While Trump appears to be drawing back from the confrontation promoted by Obama and Clinton with Russia, he has not hesitated to encourage aggressive postures towards China, Iran, and Cuba.  It is hard to imagine that a Trump presidency would not embrace the kind of imperial policies and gestures that continue to make the US an outlier in the international community.  Moreover, as Eric Hobsbawm has argued in On Empire: “There is no prospect of a return to the imperial world of the past, let alone the prospect of a lasting global hegemony, unprecedented in history, by a single state, such as America, however great its military force.  The age of empires is dead.  We shall have to find another way of organizing the globalized world of the twenty-first century” (25).

The xenophobic and racist nationalism embodied by Trump cannot avoid pronouncements and policies that generate arrogance and aggression towards people of color around the world and in the US.  An “America that continues to relate to the world by a unilateral assertion that it represents civilization,” opines Immanuel Wallerstein in The Decline of American Power, “cannot live in peace with the world, and therefore will not live in peace with itself…Can the land of liberty and privilege, even amidst its decline, learn to be a land that treats everyone everywhere as equals” (215)?

Trump’s assertion that a wall must be built on the Mexican border with the US, even in the face of diminishing numbers that have any desire or need to enter the country, resonates with many of his followers who are fearful and paranoid about the hordes of brown-skinned others already among us. But as Barbara Kingsolver observes in Small Wonder about the metaphoric wall spawned by imperial and narcissistic enclosures: “The writing has been on the wall for some years now, but we are a nation illiterate in the language of the wall.  The writing just gets bigger.  Something will eventually bring down the charming, infuriating naiveté of Americans that allows our blithe consumption and cheerful ignorance of the secret ugliness that bring us whatever we want” (262-3).
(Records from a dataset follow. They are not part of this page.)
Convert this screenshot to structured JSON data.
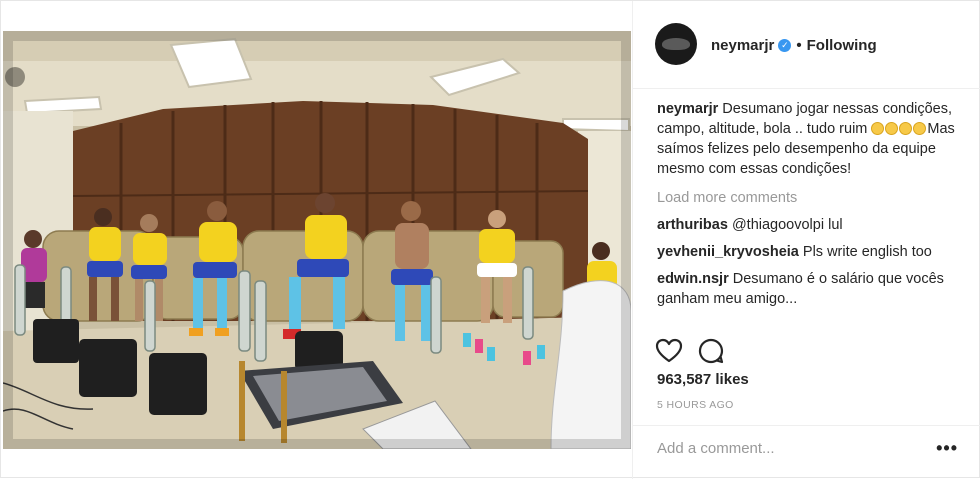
{
  "post": {
    "author": {
      "username": "neymarjr",
      "verified_icon": "verified-badge-icon",
      "follow_separator": "•",
      "follow_status": "Following"
    },
    "caption": {
      "username": "neymarjr",
      "text_before_emoji": "Desumano jogar nessas condições, campo, altitude, bola .. tudo ruim",
      "emoji_icon": "laughing-tears-emoji",
      "emoji_count": 4,
      "text_after_emoji": "Mas saímos felizes pelo desempenho da equipe mesmo com essas condições!"
    },
    "load_more": "Load more comments",
    "comments": [
      {
        "username": "arthuribas",
        "text": "@thiagoovolpi lul"
      },
      {
        "username": "yevhenii_kryvosheia",
        "text": "Pls write english too"
      },
      {
        "username": "edwin.nsjr",
        "text": "Desumano é o salário que vocês ganham meu amigo..."
      }
    ],
    "actions": {
      "like_icon": "heart-icon",
      "comment_icon": "comment-bubble-icon"
    },
    "likes": "963,587 likes",
    "timestamp": "5 HOURS AGO",
    "add_comment_placeholder": "Add a comment...",
    "more_options": "•••"
  },
  "colors": {
    "text": "#262626",
    "muted": "#999999",
    "verified": "#3897f0",
    "border": "#efefef"
  }
}
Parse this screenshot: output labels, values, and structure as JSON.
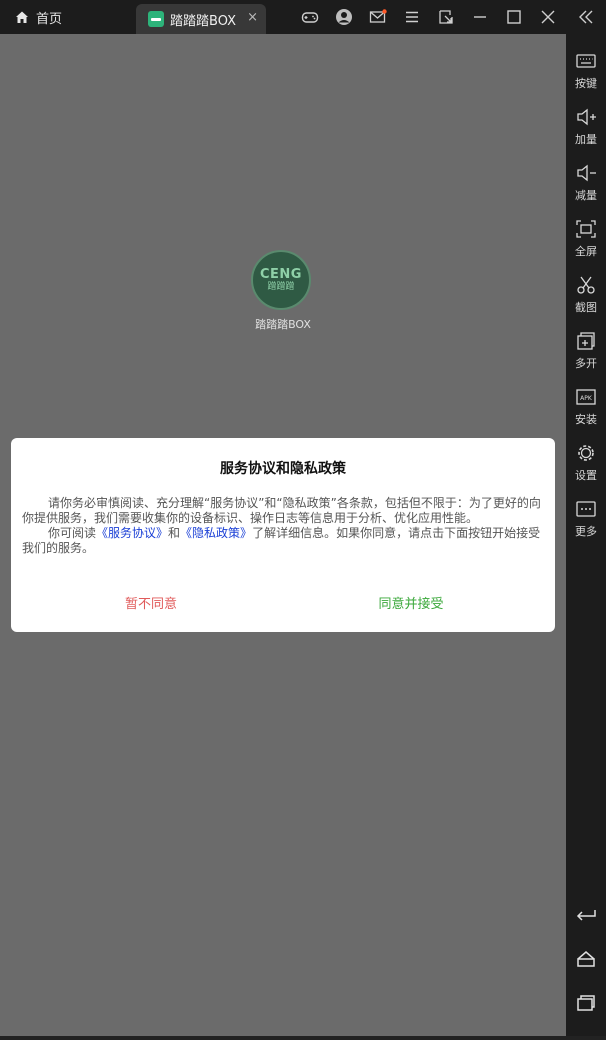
{
  "titlebar": {
    "home_label": "首页",
    "app_tab_label": "踏踏踏BOX",
    "close_tab_glyph": "×"
  },
  "app_icon": {
    "logo_line1": "CENG",
    "logo_line2": "蹭蹭蹭",
    "label": "踏踏踏BOX"
  },
  "dialog": {
    "title": "服务协议和隐私政策",
    "para1": "请你务必审慎阅读、充分理解“服务协议”和“隐私政策”各条款，包括但不限于：为了更好的向你提供服务，我们需要收集你的设备标识、操作日志等信息用于分析、优化应用性能。",
    "para2_prefix": "你可阅读",
    "link_service": "《服务协议》",
    "para2_and": "和",
    "link_privacy": "《隐私政策》",
    "para2_suffix": "了解详细信息。如果你同意，请点击下面按钮开始接受我们的服务。",
    "reject_label": "暂不同意",
    "accept_label": "同意并接受"
  },
  "sidebar": {
    "keys_label": "按键",
    "vol_up_label": "加量",
    "vol_down_label": "减量",
    "fullscreen_label": "全屏",
    "screenshot_label": "截图",
    "multi_label": "多开",
    "install_label": "安装",
    "settings_label": "设置",
    "more_label": "更多"
  },
  "colors": {
    "accept": "#3aa83a",
    "reject": "#e05a5a",
    "link": "#1a3fd6",
    "notification_dot": "#ff5a2a"
  }
}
Everywhere that US nationalism and imperialism will try to build walls growing bands of insurgents, migrants, and miscreants will undoubtedly scale those walls.  Identifying with those who seek to tear down such walls, let us recall the lyrics of a song by Los Lobos, that driving rock band from East LA: “Some day that wall will tumble and fall/And the sun will shine that day.” For that day to come, however, acts of intervention must be undertaken.  As stated eloquently by Rebecca Solnit in Hope in the Dark: “Blind faith faces a blank wall waiting for a door in it to open….The great liberation movements hacked doorways into walls” (13-14).

Although political will and popular resistance is essential to combating any imperial or nationalist pretensions of the new Trump Administration, it is also becoming quickly apparent that this regime, especially in relation to environmental issues, will become an outlier in the international community. No longer capable of providing the kind of moral and intellectual leadership necessary to maintaining hegemony, the United States will inevitably degenerate into a rogue nation – at best dispensable and at worst a threat to humanity and the planet.